Old Music Night and Day

In the book I discuss the "whole album" fad, as popularised by ATP and its Don't Look Back series, then copied by everybody under the sun. Wondering aloud who first invented this live entertainment format, I conclude that as far as anybody can tell, it was Cheap Trick, who promoted the late 90s reissues of their albums with a series of gigs in various US cities where they performed a reissued album all the way through in its original track sequence (in the case of Live At Budokan, with the singer exactly replicating the deliberately stilted stage banter addressed to the Japanese audience, which had become much-loved by Cheap Trick fans in the US).

However it's come to my notice that somebody else may have got there first -- the Man of the Moment himself, Mr David Bowie. 

For his 1978 tour, Bowie prepared a set full of all the "New Music Night and Day" that he'd  developed in Berlin, i.e. songs from  Low and 'Heroes' . But  according to the Golden Years fan site, he "made the whole show more palatable by including a major slice of the Ziggy Stardust album". (He didn't quite go as far as resurrect a character he'd killed off, though, because he doesn't appear to have to have dressed the part, just played the fan-favourite tunes).

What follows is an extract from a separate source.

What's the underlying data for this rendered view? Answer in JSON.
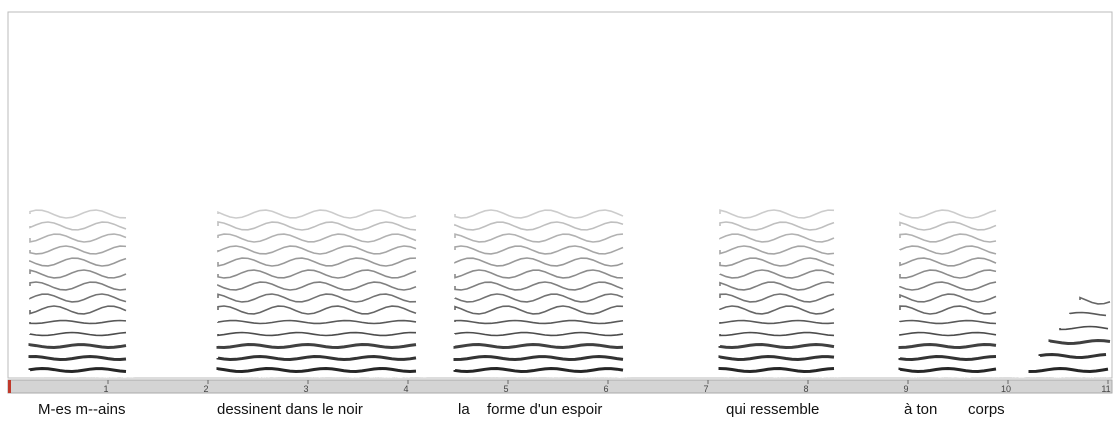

So the tour ended up a mixture of New Music Night and Day and Old Music Night and Day.

In a 1980 NME interview with Bowie, journalist Angus MacKinnon expressed his fan's disappointment with this auto-archive-raiding move, admitting that he had reacted to it harshly at the time as a nostalgic pander to the star's fan base, a cop out vis-a-vis the Berlin-exile-era Enovations. "I did feel a vague sense of betrayal... I just felt you were very consciously trying to recover your old audience again - a move that seemed to cancel out the validity of the newer material....  a bit of a cheap trick."

Bowie replies:  "I think it was rather to do with two ideas that I felt strongly. One was that I actually wanted to play [the] 'Ziggy' album from top to bottom, from bottom to top, one to nine, because I suddenly found it again an enjoyable piece of music to listen to, having not done it for quite a few years on stage. So there was pure personal enjoyment value in there. On the other hand, I'm only too willing to admit to the number of people who come to see me to hear a lot of those old songs and without any hesitation I'm quite willing to play them. I will also play the things I'm doing currently. But I have absolutely no qualms about playing older things of mine that people like."

So that's the side of Bowie that's showbiz, a trouper, give the punters what they want, "bums on seats", etc, rather than the art-rock frontiersman and edge-chaser dragging his audience with him into the future. 

But  "Ziggy' from top to bottom, from bottom to top, one to nine" --if he literally did play Ziggy Stardust in sequence on that tour, he invented the Whole Album phenomenon -- almost two decades in advance of  Cheap Trick. ("A bit of a cheap trick" in a different sense to how Angus Mackinnon meant it).